Massenet’s late opera Cendrillon brings the Royal Opera’s low-key season to an effervescent if somewhat vapid close. I doubt whether a better case could be made for it than in this production, imported from Santa Fe.
Laurent Pelly, an expert in contriving ingenious and non-stop action, keeps the first two acts, building up to Cinderella’s enforced departure from the ball, bowling along against an appealing background, designed by Barbara de Limburg, of wall-sized pages of Perrault’s tale, which slide away in favour of, usually, scarlet settings. There isn’t a lot of characterisation in the music, so it is achieved here mainly by blatant and often amusing sartorial means, with the two sisters parading in a series of stunning outfits that might have figured in a Fellini satire.

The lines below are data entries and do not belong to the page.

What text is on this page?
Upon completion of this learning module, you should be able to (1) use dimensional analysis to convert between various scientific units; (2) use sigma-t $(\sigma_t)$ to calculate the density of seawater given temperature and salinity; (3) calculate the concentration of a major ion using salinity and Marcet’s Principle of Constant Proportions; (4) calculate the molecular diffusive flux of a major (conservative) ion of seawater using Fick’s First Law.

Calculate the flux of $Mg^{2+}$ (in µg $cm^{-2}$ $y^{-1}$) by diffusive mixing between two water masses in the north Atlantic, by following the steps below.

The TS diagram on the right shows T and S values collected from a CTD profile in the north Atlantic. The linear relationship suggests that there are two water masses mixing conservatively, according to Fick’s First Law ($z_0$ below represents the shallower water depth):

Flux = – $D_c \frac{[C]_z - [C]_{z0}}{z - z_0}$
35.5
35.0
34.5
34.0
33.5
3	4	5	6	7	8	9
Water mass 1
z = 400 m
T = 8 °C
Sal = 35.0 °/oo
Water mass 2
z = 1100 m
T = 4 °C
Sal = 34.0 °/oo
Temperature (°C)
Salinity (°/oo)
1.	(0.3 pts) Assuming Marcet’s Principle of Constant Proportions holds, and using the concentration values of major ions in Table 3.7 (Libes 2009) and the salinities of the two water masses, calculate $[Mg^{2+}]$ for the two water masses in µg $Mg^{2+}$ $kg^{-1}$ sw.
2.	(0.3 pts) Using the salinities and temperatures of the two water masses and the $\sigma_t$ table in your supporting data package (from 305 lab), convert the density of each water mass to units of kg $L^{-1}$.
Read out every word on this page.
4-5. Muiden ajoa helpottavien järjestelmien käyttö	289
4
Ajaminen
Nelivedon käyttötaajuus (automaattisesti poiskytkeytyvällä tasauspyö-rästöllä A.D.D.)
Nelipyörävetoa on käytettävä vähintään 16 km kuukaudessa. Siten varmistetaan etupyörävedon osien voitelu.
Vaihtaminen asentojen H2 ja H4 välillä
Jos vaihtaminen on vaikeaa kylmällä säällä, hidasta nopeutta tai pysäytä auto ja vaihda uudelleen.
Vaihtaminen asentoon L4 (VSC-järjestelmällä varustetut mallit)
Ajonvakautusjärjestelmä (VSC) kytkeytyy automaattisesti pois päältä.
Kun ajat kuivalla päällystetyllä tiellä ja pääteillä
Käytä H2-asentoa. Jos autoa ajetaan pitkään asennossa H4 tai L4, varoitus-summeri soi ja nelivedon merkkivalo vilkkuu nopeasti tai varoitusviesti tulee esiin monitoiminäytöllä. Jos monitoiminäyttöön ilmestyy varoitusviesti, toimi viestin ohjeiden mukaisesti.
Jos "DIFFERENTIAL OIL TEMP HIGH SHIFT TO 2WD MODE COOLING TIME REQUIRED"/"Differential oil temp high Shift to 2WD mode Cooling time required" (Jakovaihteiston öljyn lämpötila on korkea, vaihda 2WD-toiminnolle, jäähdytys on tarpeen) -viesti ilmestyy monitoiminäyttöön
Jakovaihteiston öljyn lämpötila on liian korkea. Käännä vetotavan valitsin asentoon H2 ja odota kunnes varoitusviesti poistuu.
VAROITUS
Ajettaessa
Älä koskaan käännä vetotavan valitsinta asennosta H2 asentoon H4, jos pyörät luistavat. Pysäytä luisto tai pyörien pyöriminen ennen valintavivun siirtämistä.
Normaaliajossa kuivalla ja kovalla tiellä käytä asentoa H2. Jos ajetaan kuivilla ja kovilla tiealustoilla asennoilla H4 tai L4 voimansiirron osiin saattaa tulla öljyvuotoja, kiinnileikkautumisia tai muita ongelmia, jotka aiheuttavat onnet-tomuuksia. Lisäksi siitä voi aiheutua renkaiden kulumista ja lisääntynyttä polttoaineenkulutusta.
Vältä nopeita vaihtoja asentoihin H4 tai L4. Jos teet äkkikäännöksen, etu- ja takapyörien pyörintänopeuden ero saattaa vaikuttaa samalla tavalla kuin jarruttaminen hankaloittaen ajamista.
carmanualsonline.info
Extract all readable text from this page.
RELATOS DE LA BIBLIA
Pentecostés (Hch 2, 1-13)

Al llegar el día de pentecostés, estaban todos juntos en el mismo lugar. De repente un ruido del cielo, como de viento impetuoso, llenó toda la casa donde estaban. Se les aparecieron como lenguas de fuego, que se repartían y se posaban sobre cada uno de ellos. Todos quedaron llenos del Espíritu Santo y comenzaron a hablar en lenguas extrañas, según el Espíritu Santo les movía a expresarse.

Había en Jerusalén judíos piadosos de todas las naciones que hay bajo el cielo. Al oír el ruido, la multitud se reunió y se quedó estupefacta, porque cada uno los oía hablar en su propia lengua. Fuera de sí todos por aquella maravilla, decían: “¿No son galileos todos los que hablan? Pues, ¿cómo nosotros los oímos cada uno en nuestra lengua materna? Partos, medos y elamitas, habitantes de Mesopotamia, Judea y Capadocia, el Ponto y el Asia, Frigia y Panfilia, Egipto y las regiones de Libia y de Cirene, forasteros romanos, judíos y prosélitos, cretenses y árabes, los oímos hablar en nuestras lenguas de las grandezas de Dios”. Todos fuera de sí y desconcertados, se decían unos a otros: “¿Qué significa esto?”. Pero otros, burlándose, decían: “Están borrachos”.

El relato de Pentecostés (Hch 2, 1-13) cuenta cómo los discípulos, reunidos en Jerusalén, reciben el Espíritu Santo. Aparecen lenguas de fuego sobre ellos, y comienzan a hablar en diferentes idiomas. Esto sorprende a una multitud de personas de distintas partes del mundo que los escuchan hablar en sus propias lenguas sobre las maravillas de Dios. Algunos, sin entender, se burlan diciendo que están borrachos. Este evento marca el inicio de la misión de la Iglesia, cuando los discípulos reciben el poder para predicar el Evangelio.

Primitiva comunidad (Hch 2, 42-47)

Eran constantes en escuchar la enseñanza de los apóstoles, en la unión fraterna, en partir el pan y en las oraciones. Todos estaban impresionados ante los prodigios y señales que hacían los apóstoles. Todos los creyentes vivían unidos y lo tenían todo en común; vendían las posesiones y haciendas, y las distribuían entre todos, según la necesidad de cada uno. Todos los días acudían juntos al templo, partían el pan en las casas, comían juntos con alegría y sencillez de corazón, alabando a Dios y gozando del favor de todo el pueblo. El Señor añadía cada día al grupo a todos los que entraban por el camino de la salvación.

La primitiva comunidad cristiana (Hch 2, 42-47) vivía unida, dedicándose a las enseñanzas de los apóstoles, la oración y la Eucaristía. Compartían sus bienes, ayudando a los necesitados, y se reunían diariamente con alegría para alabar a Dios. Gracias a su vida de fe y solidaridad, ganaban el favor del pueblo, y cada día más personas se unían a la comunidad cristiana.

All the more impressive is Cendrillon’s dowdy dress and cardigan, which seem to express not only her downtrodden state, but also her tastefulness by contrast with her sisters, as well as a slight element of self-righteousness, as in Rossini’s much more comprehensive depiction of the same character. Everything about the central figure is illuminated by the stunning presence of Joyce DiDonato, who seems to have no limits to her capacity for expression through gesture and movement, while her fabulous vocal powers were only tested in a couple of high quiet notes. The most remarkable quality of this artist of genius may be the naturalness with which she does everything. I’m not sure that I have ever seen and heard a star before whose star quality is so paradoxically restrained.
Like all the greatest performers, DiDonato brings out the best in her colleagues, most emphatically in Alice Coote, who is her Prince Charmant.